History was made today in higher education, and not in a good way. In what is being called the biggest college shut down ever, twenty-eight colleges, all for-profit, are closing today. That displaces some 16,000 students right before finals week, according to USA Today.
Corinthian, which is based in California, sent all students an email with the message. The message said that the school and the government would work to place students in other schools. Students resided at schools in Heald College locations in California, Hawaii and Oregon and at Everest and WyoTech locations in California, Arizona and New York.
“It was very shocking to be told ‘hey, tomorrow, no more school,'” Alexandra Roske, a student at Corinthian’s Heald College in Salida, California, said on a local television station.
“I love school,” said Roske, a single mom with about $18,000 in debt for dental assistant courses she won’t be able to complete or move to work on. “I put everything I had into my academic career to set myself up for a bright future, not only for me but for my family.”
Students explained concern and confusion all over social media, especially those who had not yet read their emails or didn’t make it a habit to check their emails before breakfast.
The news about the closing comes only a few weeks after the US government fined the college system nearly $30 million dollars for lying about job placement and student attendance details.

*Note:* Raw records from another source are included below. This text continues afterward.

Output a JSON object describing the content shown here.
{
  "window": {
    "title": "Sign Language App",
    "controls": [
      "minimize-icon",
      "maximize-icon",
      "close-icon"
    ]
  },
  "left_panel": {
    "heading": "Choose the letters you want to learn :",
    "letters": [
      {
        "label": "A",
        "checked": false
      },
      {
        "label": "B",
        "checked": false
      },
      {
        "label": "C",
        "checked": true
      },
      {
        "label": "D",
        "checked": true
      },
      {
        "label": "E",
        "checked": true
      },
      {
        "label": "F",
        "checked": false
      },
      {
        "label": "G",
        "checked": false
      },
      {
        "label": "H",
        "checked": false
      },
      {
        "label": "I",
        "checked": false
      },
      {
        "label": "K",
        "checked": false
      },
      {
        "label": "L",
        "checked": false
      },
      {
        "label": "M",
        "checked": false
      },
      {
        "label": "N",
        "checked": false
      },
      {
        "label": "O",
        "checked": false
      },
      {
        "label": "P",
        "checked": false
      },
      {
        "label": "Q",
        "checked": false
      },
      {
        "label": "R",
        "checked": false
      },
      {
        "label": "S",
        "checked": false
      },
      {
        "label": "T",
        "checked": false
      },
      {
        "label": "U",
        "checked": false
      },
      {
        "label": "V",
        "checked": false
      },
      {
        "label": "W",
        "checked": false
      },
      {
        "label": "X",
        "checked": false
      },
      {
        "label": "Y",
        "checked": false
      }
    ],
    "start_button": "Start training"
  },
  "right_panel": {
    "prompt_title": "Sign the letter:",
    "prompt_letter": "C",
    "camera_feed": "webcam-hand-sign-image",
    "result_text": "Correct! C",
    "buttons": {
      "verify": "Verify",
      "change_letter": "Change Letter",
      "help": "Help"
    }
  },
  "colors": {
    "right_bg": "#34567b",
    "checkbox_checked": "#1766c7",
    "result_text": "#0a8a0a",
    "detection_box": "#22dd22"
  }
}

An inquiry found that the schools were actually paying agencies to temporarily hire its students so that they could have higher job placement data to put on official documents.

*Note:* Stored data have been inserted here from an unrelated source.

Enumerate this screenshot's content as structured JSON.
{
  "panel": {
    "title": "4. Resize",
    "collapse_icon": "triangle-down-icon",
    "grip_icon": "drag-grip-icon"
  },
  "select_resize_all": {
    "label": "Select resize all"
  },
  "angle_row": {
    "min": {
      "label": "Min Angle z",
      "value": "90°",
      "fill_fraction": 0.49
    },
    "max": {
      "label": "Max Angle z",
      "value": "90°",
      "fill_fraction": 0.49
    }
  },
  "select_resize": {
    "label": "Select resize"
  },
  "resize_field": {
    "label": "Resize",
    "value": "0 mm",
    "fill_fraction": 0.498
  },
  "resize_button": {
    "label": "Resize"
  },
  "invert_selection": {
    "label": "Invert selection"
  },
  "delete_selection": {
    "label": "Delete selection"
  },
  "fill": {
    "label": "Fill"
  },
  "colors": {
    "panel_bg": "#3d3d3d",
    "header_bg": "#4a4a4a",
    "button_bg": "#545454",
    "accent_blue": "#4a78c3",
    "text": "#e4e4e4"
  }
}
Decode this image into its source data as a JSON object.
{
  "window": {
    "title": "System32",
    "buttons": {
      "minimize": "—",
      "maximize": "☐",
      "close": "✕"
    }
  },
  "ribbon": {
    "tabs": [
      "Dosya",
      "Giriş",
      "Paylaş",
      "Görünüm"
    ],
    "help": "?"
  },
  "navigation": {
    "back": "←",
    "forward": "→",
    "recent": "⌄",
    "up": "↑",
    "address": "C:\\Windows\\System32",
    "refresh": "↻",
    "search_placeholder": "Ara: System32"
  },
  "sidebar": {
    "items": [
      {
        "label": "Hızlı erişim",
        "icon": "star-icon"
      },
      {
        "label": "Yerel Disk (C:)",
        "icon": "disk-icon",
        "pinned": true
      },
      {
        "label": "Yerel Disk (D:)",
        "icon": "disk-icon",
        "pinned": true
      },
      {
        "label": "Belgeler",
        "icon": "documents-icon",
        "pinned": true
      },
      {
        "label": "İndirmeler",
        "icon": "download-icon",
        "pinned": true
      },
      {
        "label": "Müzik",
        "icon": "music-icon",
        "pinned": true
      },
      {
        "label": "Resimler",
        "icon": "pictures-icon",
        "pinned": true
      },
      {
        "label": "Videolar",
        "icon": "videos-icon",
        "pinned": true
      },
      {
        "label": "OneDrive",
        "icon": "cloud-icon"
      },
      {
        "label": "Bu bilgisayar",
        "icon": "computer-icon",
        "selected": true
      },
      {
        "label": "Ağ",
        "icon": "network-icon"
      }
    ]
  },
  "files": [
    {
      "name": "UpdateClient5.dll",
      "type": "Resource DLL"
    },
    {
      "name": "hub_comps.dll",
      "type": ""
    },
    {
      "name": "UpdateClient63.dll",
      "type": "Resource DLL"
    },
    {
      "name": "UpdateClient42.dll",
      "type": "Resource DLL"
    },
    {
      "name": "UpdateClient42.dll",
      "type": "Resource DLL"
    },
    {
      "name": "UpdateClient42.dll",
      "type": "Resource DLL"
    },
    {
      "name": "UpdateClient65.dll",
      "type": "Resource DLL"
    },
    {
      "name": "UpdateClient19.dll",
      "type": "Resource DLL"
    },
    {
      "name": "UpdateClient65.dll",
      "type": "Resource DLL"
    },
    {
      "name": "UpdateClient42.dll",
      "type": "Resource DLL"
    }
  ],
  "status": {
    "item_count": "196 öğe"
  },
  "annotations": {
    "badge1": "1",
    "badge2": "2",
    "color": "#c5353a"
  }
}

The school sold off most of their campuses last year, but the 28 that closed today remained.
“We believe that we have attempted to do everything within our power to provide a quality education and an opportunity for a better future for our students,” Chief Executive Jack Massimino said.

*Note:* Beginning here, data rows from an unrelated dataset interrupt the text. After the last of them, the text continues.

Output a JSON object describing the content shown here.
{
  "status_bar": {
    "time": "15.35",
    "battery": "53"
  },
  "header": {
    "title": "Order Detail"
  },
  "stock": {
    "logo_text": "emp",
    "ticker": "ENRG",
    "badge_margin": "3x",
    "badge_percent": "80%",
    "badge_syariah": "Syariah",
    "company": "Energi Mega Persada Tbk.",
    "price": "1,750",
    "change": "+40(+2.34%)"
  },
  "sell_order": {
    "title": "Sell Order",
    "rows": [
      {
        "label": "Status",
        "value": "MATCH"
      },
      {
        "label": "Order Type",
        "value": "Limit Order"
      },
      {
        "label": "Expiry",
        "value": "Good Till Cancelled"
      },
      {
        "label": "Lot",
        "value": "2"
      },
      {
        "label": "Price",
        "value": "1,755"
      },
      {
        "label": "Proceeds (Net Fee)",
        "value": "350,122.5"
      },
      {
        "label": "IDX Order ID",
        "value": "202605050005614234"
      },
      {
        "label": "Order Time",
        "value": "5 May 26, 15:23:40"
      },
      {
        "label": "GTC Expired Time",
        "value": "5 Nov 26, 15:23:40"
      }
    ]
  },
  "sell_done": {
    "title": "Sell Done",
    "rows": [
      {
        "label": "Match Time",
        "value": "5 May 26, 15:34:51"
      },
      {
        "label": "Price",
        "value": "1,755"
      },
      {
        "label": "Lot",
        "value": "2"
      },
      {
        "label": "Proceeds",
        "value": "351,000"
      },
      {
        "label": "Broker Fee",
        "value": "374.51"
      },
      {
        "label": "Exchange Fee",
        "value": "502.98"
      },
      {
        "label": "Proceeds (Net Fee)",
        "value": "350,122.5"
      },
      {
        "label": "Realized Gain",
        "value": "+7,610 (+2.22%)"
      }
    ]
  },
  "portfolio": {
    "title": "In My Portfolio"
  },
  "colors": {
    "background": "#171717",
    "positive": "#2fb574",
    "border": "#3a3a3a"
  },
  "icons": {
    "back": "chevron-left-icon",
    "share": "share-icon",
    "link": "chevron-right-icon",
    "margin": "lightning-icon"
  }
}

The Education Department has said that they will do everything they can to help the students: “What these students have experienced is unacceptable,” it said in a statement. “As Corinthian closes its doors for good, the department will continue to keep students at the heart of every decision we make.”
“I was two months away from getting my degree, and it’s just getting harder because they didn’t give us a warning,” said Mark Corpuz, a student studying at Heald College in Honolulu, Hawaii.
“My friends are pretty angry about it, too,” Corpuz told NBC station KHNL. “Some of them are in the same situation as me. And also some of them, they quit their jobs just to be full-time students.”